Das schnellste Lego-Auto aller Zeiten ist ein Koenigsegg
Das Rekordauto in Goodwood ist ein Sadair's Spear in Originalgröße und fahrbar
Im Rahmen einer technischen Kooperation zwischen dem dänischen Spielwarenhersteller Lego und dem schwedischen Automobilproduzenten Koenigsegg wurde ein fahrbares Großmodell des Hypercars Koenigsegg Sadair's Spear im Maßstab 1:1 konstruiert.
Um die Belastbarkeit und Leistungsfähigkeit dieser unkonventionellen Konstruktion zu demonstrieren, wurde das Fahrzeug auf der historischen Bergrennstrecke im englischen Goodwood getestet, die vor allem durch das jährliche "Festival of Speed" bekannt ist.
Bildergalerie: Lego Technic Koenigsegg Sadair's Spear
Die Steuerung des aus Klemmbausteinen gefertigten Sadair's Spear übernahm Markus Lundh, der offizielle Testfahrer von Koenigsegg, welcher im Vorjahr bereits mit dem echten, 1.603 PS starken und auf 30 Exemplare limitierten Originalfahrzeug den dortigen Streckenrekord aufgestellt hatte. Für den Versuch mit der Replik wurde die Rennstrecke in einer umgekehrten Konfiguration befahren.
Während der Testfahrt erreichte das aus Kunststoffelementen und einer tragenden Fahrzeugbasis bestehende Modell eine Höchstgeschwindigkeit von 69 Meilen pro Stunde, was umgerechnet etwa 111 km/h entspricht. Damit wurde der bestehende Geschwindigkeitsrekord für fahrbare Großfahrzeuge aus Lego-Technic-Elementen mehr als verdoppelt. Der bisherige Höchstwert wurde von einem Nachbau des McLaren P1 gehalten, welcher eine Geschwindigkeit von rund 50 km/h (31 mph) erzielt hatte.
Fast zwei Tonnen und 327.906 Teile
Der Bau des Eins-zu-eins-Modells stellte das Entwicklungsteam vor erhebliche ingenieurstechnische Herausforderungen, insbesondere im Hinblick auf die Stabilität bei höheren Geschwindigkeiten. Das Gesamtgewicht des fahrbereiten Nachbaus beläuft sich auf rund 1.800 Kilogramm. Davon entfallen circa 400 Kilogramm rein auf die verbauten Kunststoffsteine. Insgesamt wurden für die Karosserie und die mechanischen Schnittstellen 327.906 einzelne Bauelemente zusammengesetzt.

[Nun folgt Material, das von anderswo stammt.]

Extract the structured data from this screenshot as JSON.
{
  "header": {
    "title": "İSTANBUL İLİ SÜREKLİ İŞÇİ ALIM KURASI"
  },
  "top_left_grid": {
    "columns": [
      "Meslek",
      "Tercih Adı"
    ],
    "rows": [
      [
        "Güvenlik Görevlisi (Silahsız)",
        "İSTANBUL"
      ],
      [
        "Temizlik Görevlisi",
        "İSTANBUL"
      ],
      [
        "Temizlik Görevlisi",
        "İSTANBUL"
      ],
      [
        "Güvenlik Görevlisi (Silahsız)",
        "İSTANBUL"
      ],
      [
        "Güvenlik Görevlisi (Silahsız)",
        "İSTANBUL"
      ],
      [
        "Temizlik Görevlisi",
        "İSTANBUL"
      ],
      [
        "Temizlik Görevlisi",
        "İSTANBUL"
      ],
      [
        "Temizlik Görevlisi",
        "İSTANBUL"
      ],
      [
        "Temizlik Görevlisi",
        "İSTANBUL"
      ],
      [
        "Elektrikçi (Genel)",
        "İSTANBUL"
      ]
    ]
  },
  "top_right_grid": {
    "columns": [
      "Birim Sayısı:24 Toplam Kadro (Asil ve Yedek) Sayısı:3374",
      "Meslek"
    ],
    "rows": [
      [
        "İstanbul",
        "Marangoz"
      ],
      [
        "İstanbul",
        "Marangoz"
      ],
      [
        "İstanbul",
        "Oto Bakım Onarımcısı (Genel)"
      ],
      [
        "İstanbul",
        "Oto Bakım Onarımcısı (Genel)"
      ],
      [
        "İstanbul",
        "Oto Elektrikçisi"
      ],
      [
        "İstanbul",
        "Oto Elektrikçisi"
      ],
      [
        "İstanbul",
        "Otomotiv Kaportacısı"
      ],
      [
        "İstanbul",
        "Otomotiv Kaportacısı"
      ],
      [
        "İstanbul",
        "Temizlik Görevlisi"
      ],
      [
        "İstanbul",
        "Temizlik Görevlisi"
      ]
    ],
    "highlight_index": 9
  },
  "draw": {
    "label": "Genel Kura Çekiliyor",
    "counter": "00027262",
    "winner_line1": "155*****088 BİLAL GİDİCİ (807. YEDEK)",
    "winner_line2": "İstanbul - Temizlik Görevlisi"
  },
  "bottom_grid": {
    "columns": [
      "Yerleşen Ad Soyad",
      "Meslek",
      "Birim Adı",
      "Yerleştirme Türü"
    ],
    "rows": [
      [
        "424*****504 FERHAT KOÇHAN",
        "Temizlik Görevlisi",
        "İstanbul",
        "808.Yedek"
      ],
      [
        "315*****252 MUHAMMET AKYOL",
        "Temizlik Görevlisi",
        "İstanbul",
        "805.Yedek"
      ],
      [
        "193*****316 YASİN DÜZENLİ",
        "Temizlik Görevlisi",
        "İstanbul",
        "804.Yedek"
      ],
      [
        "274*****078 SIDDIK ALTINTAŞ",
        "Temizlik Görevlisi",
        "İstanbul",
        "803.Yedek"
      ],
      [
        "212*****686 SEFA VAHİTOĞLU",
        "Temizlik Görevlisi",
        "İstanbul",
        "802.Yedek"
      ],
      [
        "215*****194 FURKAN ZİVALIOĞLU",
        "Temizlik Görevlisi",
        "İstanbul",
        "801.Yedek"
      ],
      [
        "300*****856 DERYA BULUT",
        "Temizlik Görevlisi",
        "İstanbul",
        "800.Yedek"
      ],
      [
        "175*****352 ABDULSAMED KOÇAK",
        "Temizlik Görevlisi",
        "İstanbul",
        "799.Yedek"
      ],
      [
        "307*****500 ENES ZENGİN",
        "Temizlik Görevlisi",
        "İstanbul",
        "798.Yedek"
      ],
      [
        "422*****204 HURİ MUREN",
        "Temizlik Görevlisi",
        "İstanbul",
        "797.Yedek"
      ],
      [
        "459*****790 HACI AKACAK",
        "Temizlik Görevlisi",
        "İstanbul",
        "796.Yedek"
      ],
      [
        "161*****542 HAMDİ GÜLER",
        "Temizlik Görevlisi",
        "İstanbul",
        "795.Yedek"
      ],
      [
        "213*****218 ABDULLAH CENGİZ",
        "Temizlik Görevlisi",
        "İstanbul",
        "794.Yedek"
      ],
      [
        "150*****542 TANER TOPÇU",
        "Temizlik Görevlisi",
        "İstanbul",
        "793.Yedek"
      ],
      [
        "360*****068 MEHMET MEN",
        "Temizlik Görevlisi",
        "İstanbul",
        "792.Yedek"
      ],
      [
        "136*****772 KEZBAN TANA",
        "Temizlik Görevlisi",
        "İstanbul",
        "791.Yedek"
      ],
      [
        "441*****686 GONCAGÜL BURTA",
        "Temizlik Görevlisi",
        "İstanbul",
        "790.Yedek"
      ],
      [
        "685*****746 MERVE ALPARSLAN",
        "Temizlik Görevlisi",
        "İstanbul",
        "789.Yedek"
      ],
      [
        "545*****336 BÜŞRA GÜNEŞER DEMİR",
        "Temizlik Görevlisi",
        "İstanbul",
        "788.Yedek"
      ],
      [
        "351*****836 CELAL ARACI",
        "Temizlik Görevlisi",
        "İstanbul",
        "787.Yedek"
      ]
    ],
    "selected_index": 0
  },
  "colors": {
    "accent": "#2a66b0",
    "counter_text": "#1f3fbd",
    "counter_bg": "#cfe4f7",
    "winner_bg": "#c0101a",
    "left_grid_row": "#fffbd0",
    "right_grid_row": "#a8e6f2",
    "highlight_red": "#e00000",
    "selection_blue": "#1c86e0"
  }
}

Lego Technic Koenigsegg Sadair's Spear
Der gesamte Prozess von der ersten Designphase bis zur finalen Fertigstellung erforderte einen Arbeitsaufwand von mehr als 9.400 Stunden. Ein erheblicher Teil dieser Zeit floss in die Entwicklung und Integration funktionsfähiger mechanischer Komponenten. Eine technische Besonderheit des Großmodells ist die exakte Nachbildung komplexer Fahrzeugfunktionen: Über eine automatisierte Steuerung, die dem mechanischen Konzept des realen Vorbilds nachempfunden ist, lassen sich die Türen, die Motorhaube sowie die Seitenspiegel auf Knopfdruck synchron bewegen.
Christian von Koenigsegg, Gründer und Geschäftsführer des gleichnamigen Automobilunternehmens, betonte nach dem erfolgreichen Testlauf den Stellenwert des Projekts als Demonstration moderner Konstruktions- und Systemtechnik. Die Kooperation zeige, wie komplexe geometrische Formen und mechanische Systeme mit modularen Bauelementen realisiert werden können.
Testfahrer Markus Lundh äußerte sich nach der Rekordfahrt überrascht über das Fahrverhalten der Replik, welches in Bezug auf die Rückmeldung und das Handling unerwartet präzise Eigenschaften aufwies und physikalisch näher am realen Sportwagen lag als im Vorfeld angenommen.
Nach dem Abschluss der internen Test- und Rekordfahrten auf der abgesperrten Strecke ist geplant, das Rekordfahrzeug im Rahmen des Goodwood Festival of Speed 2026 erstmals offiziell der Öffentlichkeit zu präsentieren. Im Anschluss an diese Premiere wird das fahrbare Großmodell auf eine weltweite Ausstellungstournee geschickt, um es einem breiteren Publikum und Fachkreisen zugänglich zu machen und die Grenzen modularer Leichtbaukonstruktionen zu demonstrieren.